Les boissons sucrées – y compris les jus de fruits fraîchement pressés – peuvent augmenter le risque de cancer : c’est ce qu’annonce une étude publiée dans le British Medical Journal, et largement relayée ces derniers jours. L’étude, menée par des scientifiques français, a suivi plus de 100 000 personnes pendant cinq ans. L’équipe de l’Université Sorbonne-Paris-Cité pense que l’impact de la glycémie (le taux du sucre dans le sang) pourrait en être responsable. Cependant, contrairement à ce que laisse croire la couverture médiatique de la publication, cette étude est loin d’être une preuve définitive et les chercheurs eux-mêmes ont déclaré avoir besoin de recherches pour établir un lien clair de cause à effet.
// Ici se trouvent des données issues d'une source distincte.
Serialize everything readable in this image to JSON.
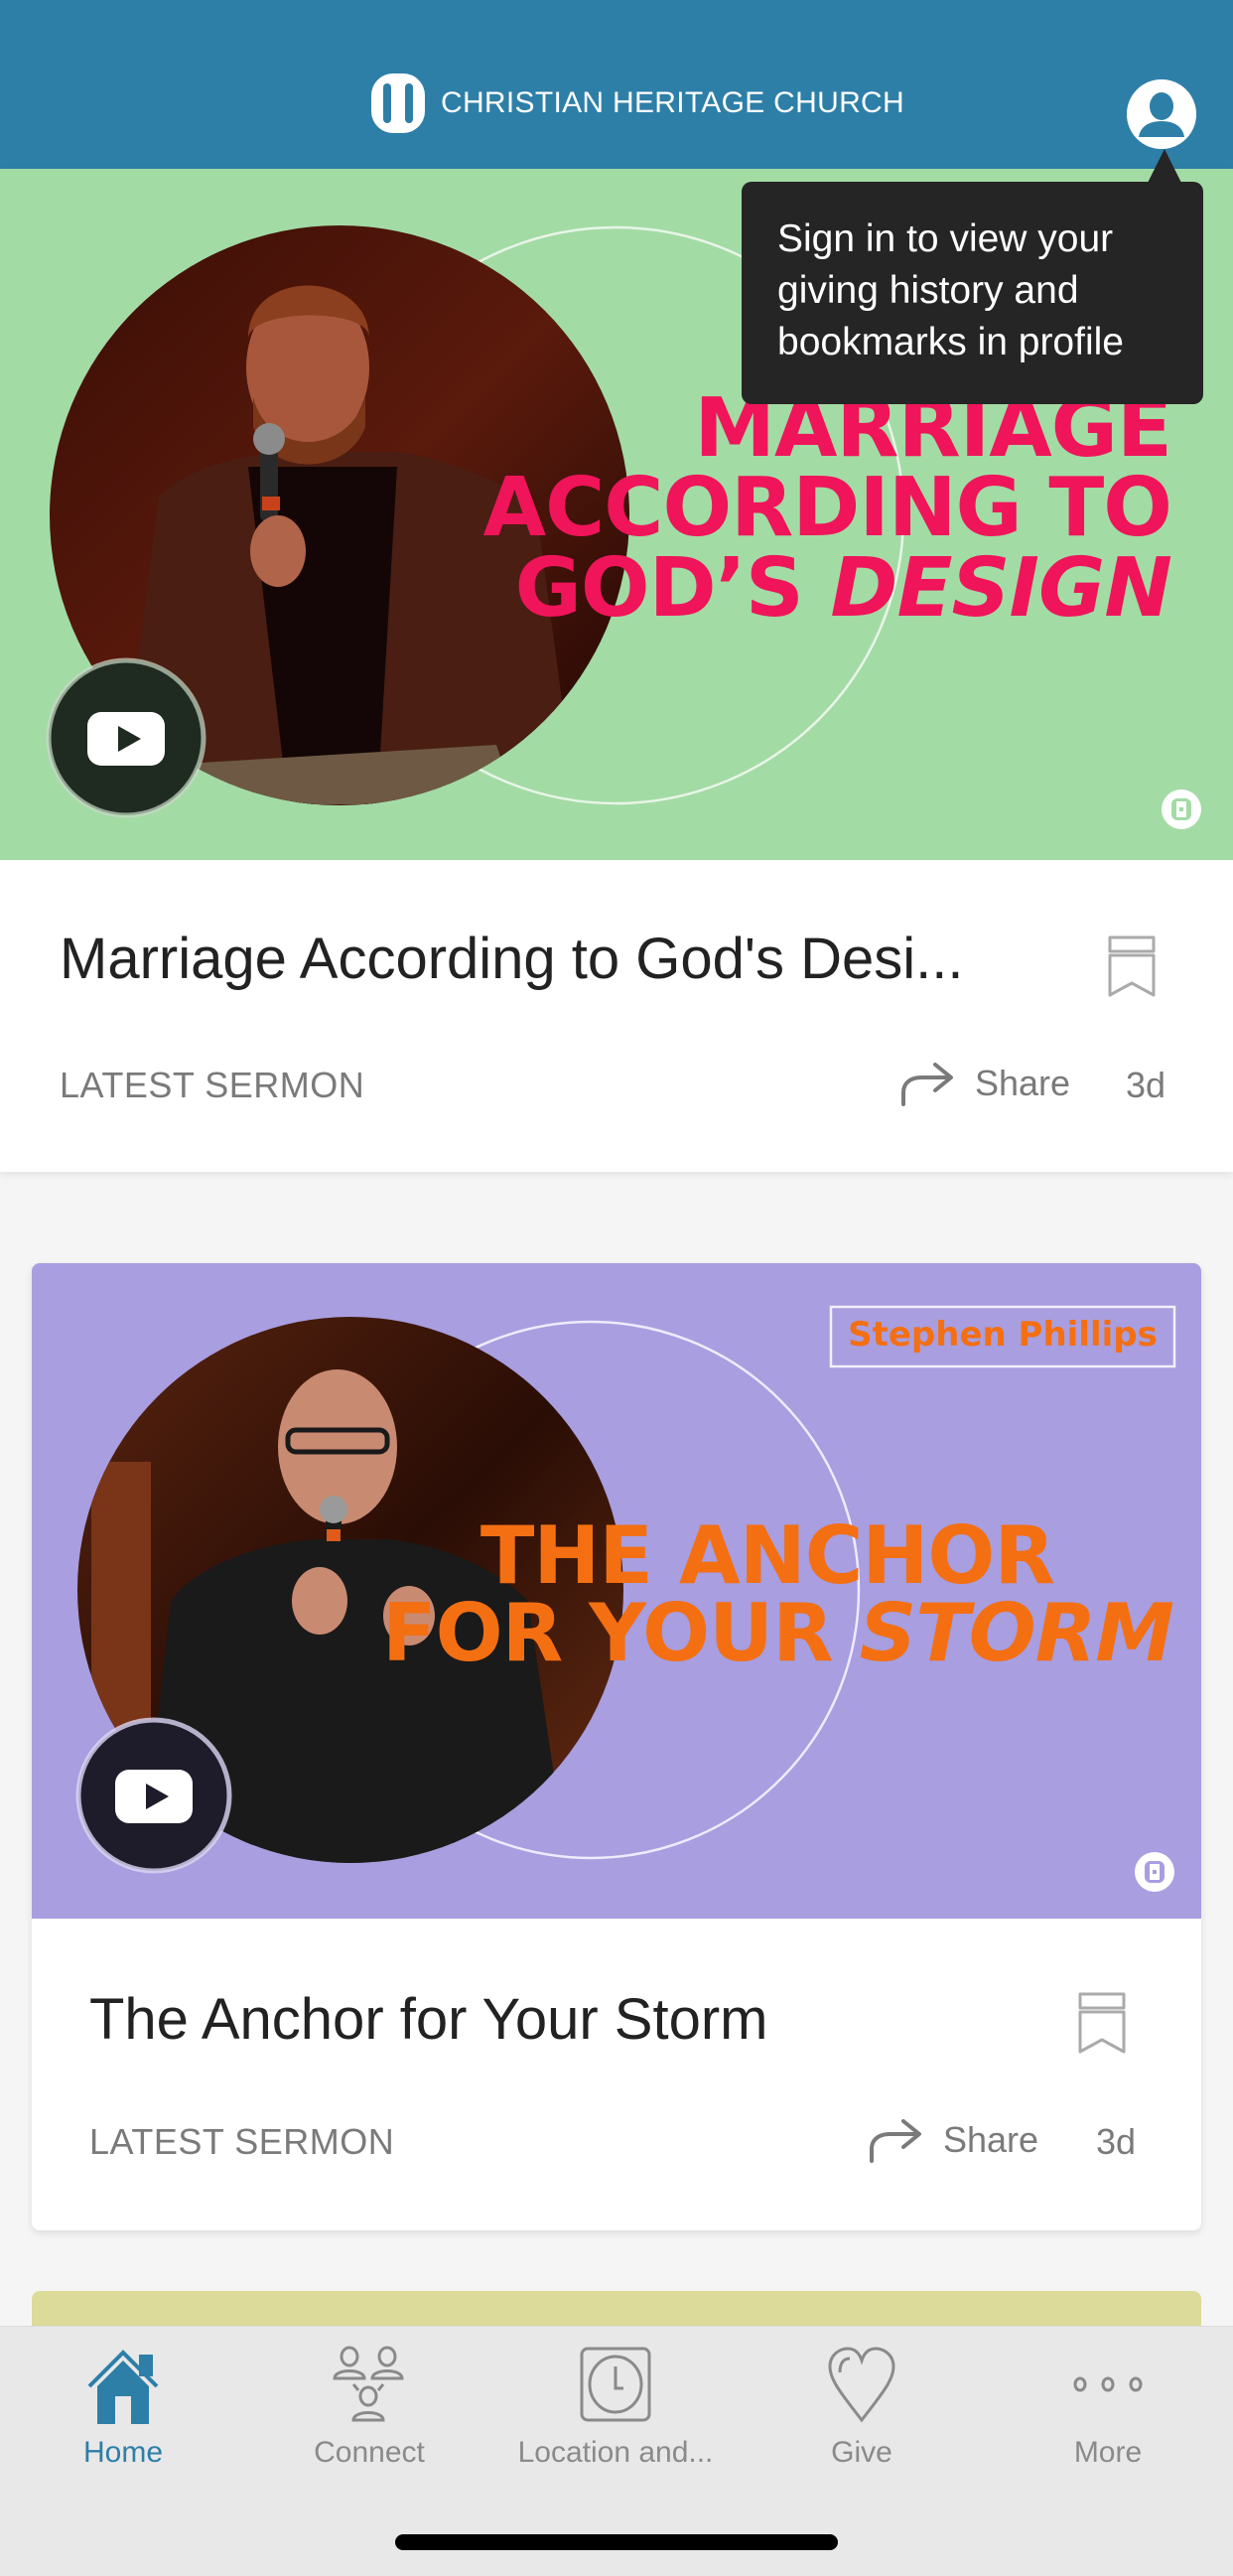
{
  "app": {
    "name": "CHRISTIAN HERITAGE CHURCH",
    "brand_color": "#2d7fa8",
    "profile_icon": "person-circle-icon"
  },
  "tooltip": {
    "text": "Sign in to view your giving history and bookmarks in profile"
  },
  "feed": [
    {
      "banner": {
        "background": "#a3dba5",
        "accent": "#f0145a",
        "title_lines": [
          "MARRIAGE",
          "ACCORDING TO",
          "GOD’S "
        ],
        "title_emphasis": "DESIGN",
        "speaker": "",
        "play_icon": "youtube-play-icon"
      },
      "title": "Marriage According to God's Desi...",
      "category": "LATEST SERMON",
      "share_label": "Share",
      "age": "3d",
      "bookmarked": false
    },
    {
      "banner": {
        "background": "#a89ee0",
        "accent": "#f46f12",
        "title_lines": [
          "THE ANCHOR",
          "FOR YOUR "
        ],
        "title_emphasis": "STORM",
        "speaker": "Stephen Phillips",
        "play_icon": "youtube-play-icon"
      },
      "title": "The Anchor for Your Storm",
      "category": "LATEST SERMON",
      "share_label": "Share",
      "age": "3d",
      "bookmarked": false
    },
    {
      "banner": {
        "background": "#dcdb9a"
      }
    }
  ],
  "tabs": [
    {
      "label": "Home",
      "icon": "home-icon",
      "active": true
    },
    {
      "label": "Connect",
      "icon": "people-icon",
      "active": false
    },
    {
      "label": "Location and...",
      "icon": "clock-icon",
      "active": false
    },
    {
      "label": "Give",
      "icon": "heart-icon",
      "active": false
    },
    {
      "label": "More",
      "icon": "more-dots-icon",
      "active": false
    }
  ],
  "colors": {
    "tab_active": "#2d7fa8",
    "tab_inactive": "#8a8a8a",
    "tooltip_bg": "#252525"
  }
}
En ce début d’été, quand la météo et nos habitudes (les grandes vacances…) augmentent la consommation des breuvages sucrés de toute sorte, les enjeux de cette information sont importants pour plusieurs secteurs économiques, allant de l’agroalimentaire au petit agriculteur en passant par la restauration et la distribution, grande et petite. Il n’est donc pas inutile d’essayer de mieux comprendre ce que nous dit cette étude publiée dans un timing si parfait…
L’aspartame innocenté?
Commençons par « l’objet du délit ». Pour les chercheurs, une boisson sucrée est un breuvage contenant plus de 5% de sucre. Cela comprenait les jus de fruits (même sans sucre ajouté), les sodas (boissons gazeuses), les boissons à base de lait sucré, les boissons énergisantes ainsi que le thé ou le café – si toutefois on les consomme avec sucre ajouté. Détail intéressant : les scientifiques de la Sorbonne se sont penchés sur les boissons diététiques (diet, zero etc.) utilisant des édulcorants artificiels non caloriques pour remplacer le sucre, mais n’ont trouvé aucun lien avec le cancer… un verre de jus d’orange bio pressé à la maison et consommé aussitôt est donc plus risqué qu’une canette de boisson « light »…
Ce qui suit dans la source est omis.